F.P. Journe, horloger. à Genève, le 13 février 2017. © Fred Merz
Horlogerie parmi les plus emblématiques des rives du lac Léman, la manufacture F.P. Journe fabrique des montres haut de gamme dont la distribution en Afrique est encore confidentielle.
Chez F.P. Journe, les pendules sont toujours à l’heure. À commencer par celle, monumentale, inventée par Constantin-Louis Detouche pour l’exposition universelle de Paris en 1855, qui trône dans le vaste hall d’entrée de la manufacture genevoise. C’est dans ce bâtiment en pierre grise, qui abritait à la fin du XIXe siècle l’usine de fabrication de becs de gaz de la ville, qu’est installée depuis 2000 l’une des marques d’horlogerie les plus prestigieuses de la place.
Alors que c’est le bouche-à-oreille qui, depuis plus de trente ans, assied « à plus de 90 % » la notoriété de la production F.P. Journe, François-Paul, lui, est plutôt du genre taiseux, se laissant le temps de la réflexion entre des mots choisis.
Toujours un temps d’avance
Et débarque, en toute simplicité, en jeans et blouse siglée de ses initiales plutôt qu’en costume cintré. À 59 ans, il n’a que faire des conventions. Le Français n’a d’ailleurs cessé de les contourner pour élever ses montres au firmament de l’horlogerie mondiale, imposant sa griffe face aux grandes manufactures suisses, dont il s’est vite démarqué. « Incompris » à ses débuts par l’industrie, il a vite conquis sa clientèle grâce à des modèles – estimés à 60 000 euros en moyenne – alliant à la perfection élégance et innovation technologique, le tout poinçonné : or rose 18 carats.
Il n’y a pas de mauvais jeu de mots à dire que F.P. Journe a toujours un temps d’avance sur ses concurrents. Sa signature est reproduite à 900 exemplaires chaque année sur des modèles, comme aime à le rappeler le maître horloger, « 100 % made in Geneva » – à l’exception toutefois des cadrans saphir et des aiguilles.
Quelques clients africains
Invenit et Fecit [« inventé et fait », en latin], indique l’inscription sur la porte en verre qui semble séparer le reste de l’univers du lieu où sont créées ces merveilles de précision. Un monde du silence et de l’exigence, au parfum d’acétone et aux murs habillés de la même loupe blonde de bouleau que les écrins qui renferment les pièces rares et d’art remises aux amateurs éclairés et fortunés.
Les meilleurs clients africains sont nigérians et ivoiriens.

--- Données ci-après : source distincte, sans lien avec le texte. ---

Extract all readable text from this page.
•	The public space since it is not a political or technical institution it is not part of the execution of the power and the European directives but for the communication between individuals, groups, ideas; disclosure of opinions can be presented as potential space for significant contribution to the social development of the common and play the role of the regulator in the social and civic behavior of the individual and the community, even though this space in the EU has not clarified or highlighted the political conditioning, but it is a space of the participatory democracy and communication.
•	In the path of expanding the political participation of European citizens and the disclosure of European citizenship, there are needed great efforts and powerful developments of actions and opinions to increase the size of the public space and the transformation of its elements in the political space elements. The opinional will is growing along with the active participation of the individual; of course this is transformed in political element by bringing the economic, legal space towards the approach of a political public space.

Arborer une F.P. Journe, c’est entrer dans un club restreint qui compterait « quelques clients africains », murmure, sans en dire plus, Brigitte Bocquet-Makhzani, directrice de la communication. Il y a bien eu « deux ou trois demandes ces dernières années, notamment depuis le Nigeria, pour qu’un détaillant puisse voir le jour sur le continent ». Mais sans succès jusqu’à présent.

Manufacture F.P. Journe à Genève, en février 2017 © Fred Merz
Maître Journe évite également le name dropping. Tout juste se souvient-il du président Bongo, « le père », achetant sa montre-bracelet auprès du détaillant de la marque place Vendôme, à Paris.
Un marché encore confidentiel
Aujourd’hui, les meilleurs clients africains sont « nigérians et ivoiriens ». Le marché est aussi confidentiel que l’identité des acheteurs. Les ventes ont beau y connaître une hausse de 20 % par an, l’Afrique ne représente encore que 2 % des exportations horlogères suisses, loin derrière l’Asie, l’Europe et l’Amérique du Nord, selon la Fondation de la haute horlogerie (FHH).
« L’Asie et plus encore les États-Unis concentrent la majeure partie de notre clientèle », précise Brigitte Bocquet-Makhzani. Sept des onze boutiques que compte aujourd’hui la marque à travers le monde sont installées dans ces deux zones. Et à peine rentré de Singapour, François-Paul Journe s’apprête à redécoller pour rencontrer quelques-uns de ces collectionneurs américains qui, plutôt que de porter leur rêve en bandoulière, préfèrent l’afficher à leur poignet.